The University’s School of Music announced Tuesday it received an estimated $5 million donation from the late Harvey Berneking. It is the largest gift the school has ever received from one person and the second largest single gift to a school of music at a U.S. public university.
“Obviously, I was shocked,” said Jeffrey Kimpton, director of the School of Music.
“I’ve been in higher education for 20 years; I’ve seen donations close to a million dollars – but this, it was just so unexpected,” said Rod Loeffler, assistant director of the school. “It wasn’t something that had been fostered over a long period of time.”

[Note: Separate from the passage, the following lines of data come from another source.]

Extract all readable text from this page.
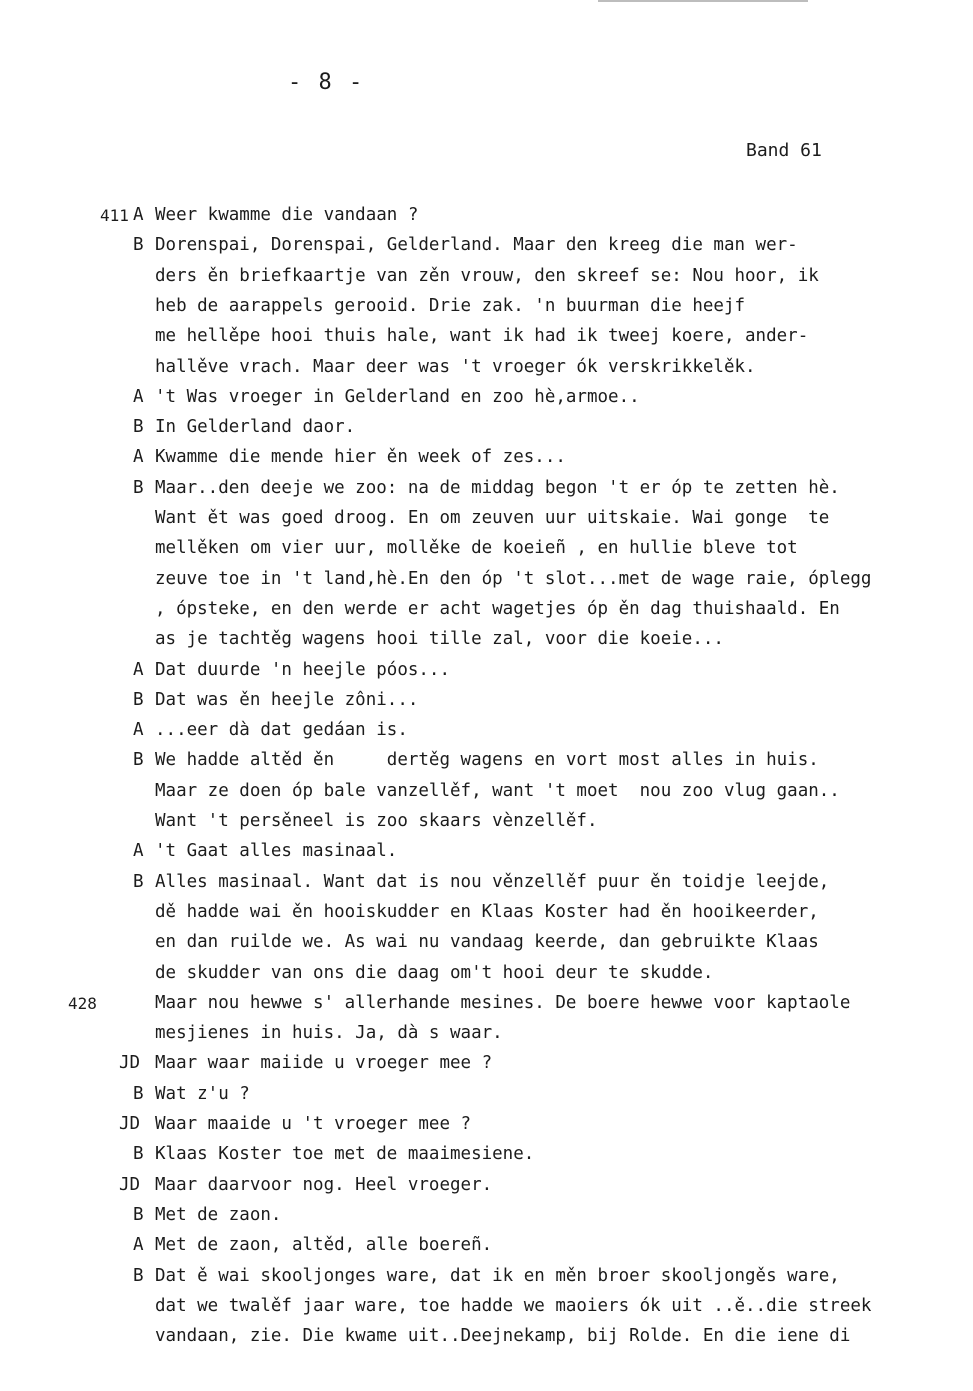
- 8 -
Band 61
A Weer kwamme die vandaan ?
B Dorenspai, Dorenspai, Gelderland. Maar den kreeg die man wer-
ders ěn briefkaartje van zěn vrouw, den skreef se: Nou hoor, ik
heb de aarappels gerooid. Drie zak. 'n buurman die heejf
me hellěpe hooi thuis hale, want ik had ik tweej koere, ander-
hallěve vrach. Maar deer was 't vroeger ók verskrikkelěk.
A 't Was vroeger in Gelderland en zoo hè,armoe..
B In Gelderland daor.
A Kwamme die mende hier ěn week of zes...
B Maar..den deeje we zoo: na de middag begon 't er óp te zetten hè.
Want ět was goed droog. En om zeuven uur uitskaie. Wai gonge  te
mellěken om vier uur, mollěke de koeieñ , en hullie bleve tot
zeuve toe in 't land,hè.En den óp 't slot...met de wage raie, óplegg
, ópsteke, en den werde er acht wagetjes óp ěn dag thuishaald. En
as je tachtěg wagens hooi tille zal, voor die koeie...
A Dat duurde 'n heejle póos...
B Dat was ěn heejle zôni...
A ...eer dà dat gedáan is.
B We hadde altěd ěn     dertěg wagens en vort most alles in huis.
Maar ze doen óp bale vanzellěf, want 't moet  nou zoo vlug gaan..
Want 't persěneel is zoo skaars vènzellěf.
A 't Gaat alles masinaal.
B Alles masinaal. Want dat is nou věnzellěf puur ěn toidje leejde,
dě hadde wai ěn hooiskudder en Klaas Koster had ěn hooikeerder,
en dan ruilde we. As wai nu vandaag keerde, dan gebruikte Klaas
de skudder van ons die daag om't hooi deur te skudde.
Maar nou hewwe s' allerhande mesines. De boere hewwe voor kaptaole
mesjienes in huis. Ja, dà s waar.
JD Maar waar maiide u vroeger mee ?
B Wat z'u ?
JD Waar maaide u 't vroeger mee ?
B Klaas Koster toe met de maaimesiene.
JD Maar daarvoor nog. Heel vroeger.
B Met de zaon.
A Met de zaon, altěd, alle boereñ.
B Dat ě wai skooljonges ware, dat ik en měn broer skooljongěs ware,
dat we twalěf jaar ware, toe hadde we maoiers ók uit ..ě..die streek
vandaan, zie. Die kwame uit..Deejnekamp, bij Rolde. En die iene di
411
428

Kimpton said a quarter of the money will be used for instrument repair and the school’s operations. The rest will fund undergraduate scholarships and graduate fellowships.
The school eventually expects to provide 20 undergraduate scholarships per year with the money. The portion earmarked for fellowships will be matched by the 21st Century Graduate Fellowship Fund.
“This will have a significant impact on a significant number of students,” Kimpton said.
The school hopes to have scholarships available as early as next year and Kimpton said the scholarships will be merit-based and competitive.
“It will have a dramatic effect to bring (scholarship) offers in line with other institutions,” Loeffler said.
Students in the School of Music were surprised to hear the news.
“I think it’s great,” said Megan Carlson, a second-year music education major. “It will bring more students into the school.”
Little is known of Berneking or his experience at the University. Kimpton said he was a very private man and Berneking’s lawyers and trustees asked to remain anonymous.
Born in Wheaton, Minn., in 1920, Berneking graduated from the School of Music in 1948 with a master’s degree in piano performance. Berneking spent most of his life in San Francisco where he invested in real estate and supported local music and art scenes.
Alec Thompson, the trustee who worked with the University, said Berneking described his time at the University as a life-changing experience and wanted to give others the same opportunity. He passed away at the age of 82 in May.
The gift raises the school’s endowment to more than $13 million.